A mixed week across asset classes saw the yield on the 10-year close 4bps lower at 2.86%, and the UST curve flatten; the 2s30s spread narrowed further, partly due to a better-than-expected 30-year auction. Meanwhile, global stock markets suffered a sell-off, the dollar was relatively flat, while Brent bounced over 5% to almost $80pb. In terms of key data, the third reading for Q1’18 US GDP disappointed at 2% (from 2.2%) while the US PCE report surprised to the upside at 2%yoy in May. China’s official PMI readings over the weekend remained strong, with the services reading beating expectations.

Meanwhile, “Protectionism” and “Trade-Wars” were some of the most commonly used phrases across newswires, with little sign of concerns abating anytime soon as Mr Trump marches ahead with his aggressive trade and investment policies. Just what he will achieve is completely unknown, but what we do know is that trade wars and protectionism are never a good thing for any nation, and are the greatest threat to global growth. Bond investors can thank ongoing concern over US tariffs and the sharp drop in Atlanta Fed’s GDPNow projections for the quarter and an increasing number of market participants calling 2018 tops for both stocks and Treasury yields.
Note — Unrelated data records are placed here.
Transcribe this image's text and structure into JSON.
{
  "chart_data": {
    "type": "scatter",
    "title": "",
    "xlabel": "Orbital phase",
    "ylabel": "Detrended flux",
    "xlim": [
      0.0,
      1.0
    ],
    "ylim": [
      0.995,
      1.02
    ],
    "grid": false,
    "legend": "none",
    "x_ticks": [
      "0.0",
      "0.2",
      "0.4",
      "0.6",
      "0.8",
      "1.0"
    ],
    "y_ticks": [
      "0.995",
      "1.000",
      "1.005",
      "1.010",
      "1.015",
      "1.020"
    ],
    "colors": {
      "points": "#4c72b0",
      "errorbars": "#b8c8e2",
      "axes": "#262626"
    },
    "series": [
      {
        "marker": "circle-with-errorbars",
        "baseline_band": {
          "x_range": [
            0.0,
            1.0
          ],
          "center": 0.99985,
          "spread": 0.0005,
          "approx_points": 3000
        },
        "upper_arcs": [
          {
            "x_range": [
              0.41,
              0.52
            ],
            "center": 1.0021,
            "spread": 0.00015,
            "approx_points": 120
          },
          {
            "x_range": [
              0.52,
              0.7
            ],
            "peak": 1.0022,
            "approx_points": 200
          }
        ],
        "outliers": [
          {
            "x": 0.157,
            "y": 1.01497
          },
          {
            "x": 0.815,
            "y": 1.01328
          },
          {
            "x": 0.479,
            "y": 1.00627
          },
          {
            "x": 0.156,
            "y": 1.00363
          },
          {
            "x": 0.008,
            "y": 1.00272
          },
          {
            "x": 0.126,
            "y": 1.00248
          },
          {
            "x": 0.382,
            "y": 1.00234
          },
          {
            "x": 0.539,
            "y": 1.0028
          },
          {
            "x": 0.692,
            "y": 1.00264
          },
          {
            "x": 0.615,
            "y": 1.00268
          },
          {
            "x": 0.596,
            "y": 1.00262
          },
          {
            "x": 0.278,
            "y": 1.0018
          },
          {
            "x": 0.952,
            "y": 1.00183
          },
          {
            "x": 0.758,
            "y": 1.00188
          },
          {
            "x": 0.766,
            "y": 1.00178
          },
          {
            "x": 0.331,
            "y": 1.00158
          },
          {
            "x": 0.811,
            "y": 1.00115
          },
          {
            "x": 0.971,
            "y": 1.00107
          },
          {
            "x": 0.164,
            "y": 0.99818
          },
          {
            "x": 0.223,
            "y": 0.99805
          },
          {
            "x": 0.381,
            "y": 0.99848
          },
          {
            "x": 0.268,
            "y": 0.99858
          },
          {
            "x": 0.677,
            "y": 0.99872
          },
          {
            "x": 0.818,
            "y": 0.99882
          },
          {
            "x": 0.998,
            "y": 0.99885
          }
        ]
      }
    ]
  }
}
Aside from trade rhetoric, reporters were seemingly obsessed with the weakening of the renminbi; with some claiming China is using the currency as a tool to counter potential trade effects. We see little indication that this is the case. Yes, the offshore renminbi has weakened recently due to a broadly stronger dollar and short-term market sentiment (although still remains amongst the better-performing currencies against the greenback so far this year). However, it seems to us rather counterintuitive to weaken a currency in the face of a US president who is desperate to name China a currency manipulator, and in a nation pushing for domestic-led consumption. Instead, we see the PBoC as allowing market forces a larger say in the exchange rate with little intervention (aside from managing volatility); evidenced by the fact that the country’s fx reserves have in fact remained stable, above USD3.1tn this year. The PBoC’s Q2’18 policy statement stated that it will maintain liquidity at “reasonable and ample” levels; which should help to stabilise the currency against a fragile global backdrop.

Elsewhere, Mexicans headed to the much-awaited polls on Sunday, where left-wing Lopez Obrador won in a landslide victory; market reaction will be closely watched as the week progresses. As we enter the second half of the year, global markets will be closely watching the potential escalating Sino-US trade tensions as the US is due to impose USD34bn worth of tariffs on China on July 6th. The Fed minutes release on Thursday will also be of interest following the more hawkish meeting in June. The week will end with the all-important US employment report on Friday; with all eyes on average hourly earnings, currently expected at 0.3% mom and 2.8% yoy.

In terms of other key data, this morning kicked-off with the broadly in-line Caixin China manufacturing PMI. Later today we have the US ISM release, flash manufacturing PMI readings for Spain, Italy and the UK and eurozone unemployment print for May. Tuesday sees the May US factory orders and durable goods orders, which will be interesting after the disappointing April readings. A quiet day for US data on Wednesday as the nation celebrates Independence Day. Thursday’s US ADP employment reading, non-manufacturing ISM and German factory orders may garner some interest. Aside from the US employment report, the nation’s trade balance may be of interest on Friday.